Trading Desk Notes - July 14Submitted by Polar Futures Group on July 13th, 2018
My trading this week: I started the week flat...waiting for good risk/reward setups to develop. On Wednesday I shorted CAD when it rallied on the Bank of Canada interest rate increase, shorted WTI when it failed to rally on a huge American inventory draw down and shorted EUR as it reversed from Tuesday’s rally. WTI fell an unexpected $4 top-to-bottom on the day and that helped pull CAD down over a cent. I took profits on all positions by Thursday morning thinking the bearish WTI move and bullish USD move had been too-much-too-fast. I also shorted the S+P Wednesday as it looked to have reversed on Tuesday but I covered that trade for a small loss. I’m flat at the end of the week.
The US Dollar Index touched a 3 year low in February, chopped sideways for 2 months and then rallied 7% in just 6 weeks. Since early June it has chopped back and forth in a narrow range. My bias is that the USD goes higher in the months ahead, primarily on the back of the “New Fed” policies diverging from the policies of other Central Banks. Over the past couple of months I’ve pointed out the “stealth strength” of the USD relative to many 2nd and 3rd tier currencies...sort of a canary in the coalmine story. I’m familiar with the “USD shortage” story as it applies to the massive amount of USD loans that are outstanding around the world and how those USD liabilities could turbo-charged a USD rally. Over 20 years ago, during Clinton’s 2nd term, I developed the idea that capital flows to the USA for “safety and opportunity”...and I can imagine circumstances in today’s world where those motives would once again become a significant force in the FX world. In short, “I’ve got my reasons” for being USD bullish!
But I may be wrong. I’m a strategist when it comes to developing ideas about where the market may go, and why, but when it comes to making money I have to be a trader...I have to be willing and able to see that my strategist ideas may be wrong. So from a trader’s perspective I’m willing to see that the USD could be taking a “breather” after its recent rally, and will soon take another leg higher or...the recent rally may have just been a correction in the USD decline that began in January 2017 and it’s now at risk of rolling over. I’ll stay flat until the market gives me some clues about which way it’s going.
The NY copper market jumped a huge 22 cents 6 weeks ago to register its highest weekly close in over 4 years...and then fell every week for the next 5 weeks...down over 60 cents to a 12 month low...creating a rare bearish Monthly Key Reversal. I saw lots of stories about how this 5 week decline was tied to “trade wars” but a July 9 FT story about a mystery Chinese investor unwinding a $1bn copper bet rang a bell for me. This story could be another commodity market classic like the Yasuo Hamanaka / Sumitomo copper story from the mid-1990’s or the Hunt brothers’ silver story from the late 1970’s/early 1980’s. I say “classic” because it looks like someone made a huge leveraged bet (is there any other kind?) and then added to their position when the market moved against them. As is often the case they are ultimately taken out by margin calls.

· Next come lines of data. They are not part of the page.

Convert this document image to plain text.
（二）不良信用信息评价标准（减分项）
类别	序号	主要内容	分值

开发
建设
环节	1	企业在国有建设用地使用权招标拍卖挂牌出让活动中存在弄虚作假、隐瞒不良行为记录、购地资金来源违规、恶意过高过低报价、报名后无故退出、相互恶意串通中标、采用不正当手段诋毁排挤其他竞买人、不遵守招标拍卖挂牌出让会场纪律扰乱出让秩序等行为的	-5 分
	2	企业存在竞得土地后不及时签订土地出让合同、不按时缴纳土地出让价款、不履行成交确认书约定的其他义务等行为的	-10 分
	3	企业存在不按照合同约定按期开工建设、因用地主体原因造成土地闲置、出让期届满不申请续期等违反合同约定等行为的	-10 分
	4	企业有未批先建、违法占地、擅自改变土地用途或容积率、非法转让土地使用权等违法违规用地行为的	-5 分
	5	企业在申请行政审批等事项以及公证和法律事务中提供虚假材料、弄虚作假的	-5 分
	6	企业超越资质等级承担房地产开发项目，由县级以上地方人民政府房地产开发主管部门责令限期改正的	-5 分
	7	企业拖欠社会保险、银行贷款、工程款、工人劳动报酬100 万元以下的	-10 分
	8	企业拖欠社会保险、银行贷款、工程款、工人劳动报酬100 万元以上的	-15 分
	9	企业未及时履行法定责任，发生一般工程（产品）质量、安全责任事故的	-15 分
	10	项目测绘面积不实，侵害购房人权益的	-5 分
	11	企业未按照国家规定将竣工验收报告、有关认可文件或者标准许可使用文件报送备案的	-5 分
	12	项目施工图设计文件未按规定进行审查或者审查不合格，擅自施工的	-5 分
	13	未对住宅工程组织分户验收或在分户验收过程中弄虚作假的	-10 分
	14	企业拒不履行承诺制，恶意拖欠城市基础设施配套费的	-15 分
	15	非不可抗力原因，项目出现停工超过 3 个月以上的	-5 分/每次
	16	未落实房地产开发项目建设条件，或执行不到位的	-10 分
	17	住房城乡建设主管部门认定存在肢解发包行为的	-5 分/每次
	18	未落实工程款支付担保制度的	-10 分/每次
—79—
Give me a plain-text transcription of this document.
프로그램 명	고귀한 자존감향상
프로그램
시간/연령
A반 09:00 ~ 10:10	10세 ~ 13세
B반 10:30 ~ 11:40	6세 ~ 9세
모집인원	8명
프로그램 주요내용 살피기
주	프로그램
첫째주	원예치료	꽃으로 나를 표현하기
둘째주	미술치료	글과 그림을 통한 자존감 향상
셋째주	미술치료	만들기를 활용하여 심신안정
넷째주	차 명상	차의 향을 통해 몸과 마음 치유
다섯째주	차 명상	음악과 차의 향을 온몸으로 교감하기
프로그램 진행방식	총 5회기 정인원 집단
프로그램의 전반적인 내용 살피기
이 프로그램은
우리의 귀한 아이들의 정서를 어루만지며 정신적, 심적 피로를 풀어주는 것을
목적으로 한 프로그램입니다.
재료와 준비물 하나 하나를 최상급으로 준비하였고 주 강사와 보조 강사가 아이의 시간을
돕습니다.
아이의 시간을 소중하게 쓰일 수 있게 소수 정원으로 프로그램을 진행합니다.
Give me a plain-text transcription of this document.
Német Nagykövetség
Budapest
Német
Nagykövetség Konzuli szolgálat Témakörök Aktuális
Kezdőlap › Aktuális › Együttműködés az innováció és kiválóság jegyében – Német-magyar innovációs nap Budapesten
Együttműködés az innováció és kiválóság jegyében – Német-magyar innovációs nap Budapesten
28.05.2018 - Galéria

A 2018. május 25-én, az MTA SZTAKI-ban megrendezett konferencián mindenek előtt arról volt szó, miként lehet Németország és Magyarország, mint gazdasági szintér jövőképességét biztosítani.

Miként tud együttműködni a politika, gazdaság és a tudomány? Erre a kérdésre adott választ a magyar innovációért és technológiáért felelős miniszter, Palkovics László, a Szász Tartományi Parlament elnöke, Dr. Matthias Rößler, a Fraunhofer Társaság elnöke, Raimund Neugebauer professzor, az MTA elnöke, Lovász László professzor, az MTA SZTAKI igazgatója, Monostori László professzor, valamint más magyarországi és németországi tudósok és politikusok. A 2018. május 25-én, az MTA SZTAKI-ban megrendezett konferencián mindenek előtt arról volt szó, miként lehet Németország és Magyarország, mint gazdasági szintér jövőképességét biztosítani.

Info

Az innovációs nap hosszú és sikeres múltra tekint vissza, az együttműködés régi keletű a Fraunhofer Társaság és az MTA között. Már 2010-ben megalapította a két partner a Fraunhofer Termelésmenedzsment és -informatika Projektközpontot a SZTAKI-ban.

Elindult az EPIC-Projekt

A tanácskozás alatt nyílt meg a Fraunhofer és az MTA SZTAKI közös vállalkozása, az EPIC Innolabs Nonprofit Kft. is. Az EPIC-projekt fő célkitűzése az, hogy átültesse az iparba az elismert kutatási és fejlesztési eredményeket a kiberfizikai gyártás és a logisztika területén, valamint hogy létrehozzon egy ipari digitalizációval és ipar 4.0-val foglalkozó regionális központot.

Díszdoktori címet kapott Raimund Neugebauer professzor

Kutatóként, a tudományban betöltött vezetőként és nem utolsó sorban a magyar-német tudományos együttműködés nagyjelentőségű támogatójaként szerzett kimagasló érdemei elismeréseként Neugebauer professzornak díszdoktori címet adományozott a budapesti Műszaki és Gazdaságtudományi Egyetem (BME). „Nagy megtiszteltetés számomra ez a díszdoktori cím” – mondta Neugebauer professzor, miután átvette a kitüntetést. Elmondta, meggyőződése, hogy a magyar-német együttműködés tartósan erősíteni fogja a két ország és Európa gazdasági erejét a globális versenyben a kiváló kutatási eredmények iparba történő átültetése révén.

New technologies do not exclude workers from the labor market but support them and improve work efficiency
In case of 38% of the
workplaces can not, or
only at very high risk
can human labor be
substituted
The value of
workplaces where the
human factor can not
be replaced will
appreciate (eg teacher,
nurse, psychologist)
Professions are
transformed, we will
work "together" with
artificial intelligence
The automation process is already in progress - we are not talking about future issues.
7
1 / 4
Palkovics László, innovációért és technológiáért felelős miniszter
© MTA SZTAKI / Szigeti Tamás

Front month WTI crude oil hit a 4 year high of $75 last week but tumbled as much as 8% this week. In my notes last week I pointed out that the deferred WTI futures contracts (October and back) and all of the Brent contracts did NOT trade above their pre-OPEC meeting highs and that perhaps the market got too high and was rolling over....so this week I was watching for a short selling setup. It came when the market failed to rally on bullish reports of huge inventory drawdowns. The speed of the break (August WTI fell $4 in 4 hours on Wednesday) suggests that market positioning was “too bullish” and vulnerable...a short seller’s dream!
The S+P 500 Index had its highest weekly close this week since late January when it closed at All Time Highs. Since February I’ve made (and lost) money shorting “bounce back” rallies that I thought had run out of steam. My bias has been that the stock market was more likely to break down than to rally. Since April that has not been the case and since April I’ve found better trading opportunities in the FX markets than in stocks.